In a nutshell
This article reviewed current treatment options for patients with relapsed (cancer recurrence) or refractory (does not respond to treatment) diffuse large B-cell lymphoma (DLBCL).
DLBCL is one of the most common types of non-Hodgkin’s lymphoma. Typical first-line (primary) treatment involves chemoimmunotherapy. R-CHOP (rituximab, cyclophosphamide, doxorubicin, vincristine, prednisone) is the most commonly used regimen. This treatment is effective in 60 – 70% of patients. However, 30 – 40% of patients experience relapse or develop refractory disease. Treatment remains challenging for these patients.
Methods & findings
For patients under age 70 without additional medical conditions, autologous stem cell transplantation (ASCT) remains the standard of care. High-dose chemotherapy is given first, to get rid of any remaining cancer cells. The most commonly used regimen for this is BEAM (carmustine, etoposide, cytarabine, melphalan), with or without rituximab (Rituximab). Then, healthy stem cells are collected from the patient and reintroduced back into the patient’s bloodstream.

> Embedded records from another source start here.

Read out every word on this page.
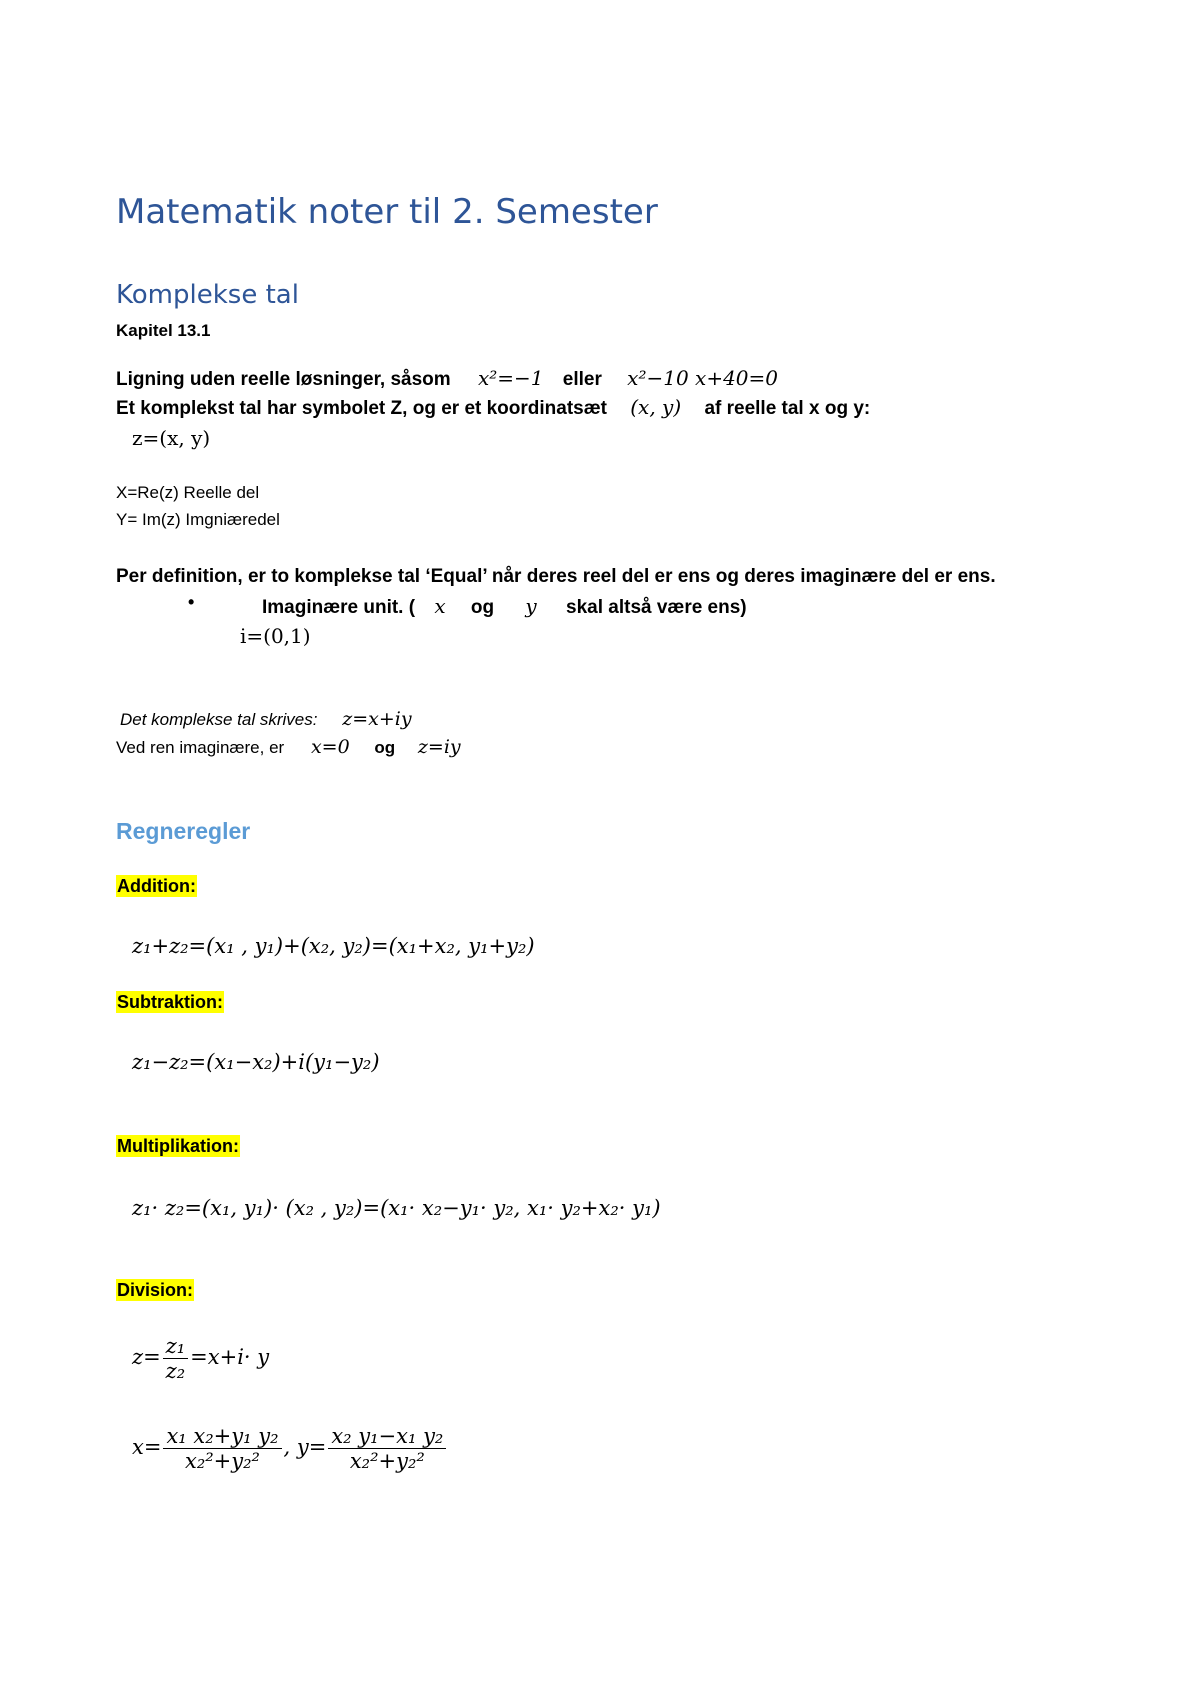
Matematik noter til 2. Semester
Komplekse tal
Kapitel 13.1
Ligning uden reelle løsninger, såsom x²=−1 eller x²−10 x+40=0
Et komplekst tal har symbolet Z, og er et koordinatsæt (x, y) af reelle tal x og y:
z=(x, y)
X=Re(z) Reelle del
Y= Im(z) Imgniæredel
Per definition, er to komplekse tal ‘Equal’ når deres reel del er ens og deres imaginære del er ens.
•	Imaginære unit. ( x og y skal altså være ens)
i=(0,1)
Det komplekse tal skrives: z=x+iy
Ved ren imaginære, er x=0 og z=iy
Regneregler
Addition:
z₁+z₂=(x₁ , y₁)+(x₂, y₂)=(x₁+x₂, y₁+y₂)
Subtraktion:
z₁−z₂=(x₁−x₂)+i(y₁−y₂)
Multiplikation:
z₁· z₂=(x₁, y₁)· (x₂ , y₂)=(x₁· x₂−y₁· y₂, x₁· y₂+x₂· y₁)
Division:
$z= \frac{\text{z₁}}{\text{z₂}} =x+i\cdot y$
$x= \frac{\text{x₁ x₂+y₁ y₂}}{\text{x₂²+y₂²}}$ , $y= \frac{\text{x₂ y₁−x₁ y₂}}{\text{x₂²+y₂²}}$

Only about 40% of patients with relapsed or refractory DLBCL undergo ASCT. The remaining 60% do not undergo ASCT due to not responding to chemotherapy. Allogeneic SCT is an alternative treatment option for these patients. This involves replacing the patient’s cancer cells with healthy stem cells that come from a donor.
For elderly patients who are not eligible for SCT, new treatment approaches may be recommended. CAR T-cell therapy involves removing T-cells (immune cells) from the blood. The T-cells are modified in the lab to make a special protein called CAR. This protein helps the T-cells attack cancer cells. These CAR T-cells are then reintroduced into the patient.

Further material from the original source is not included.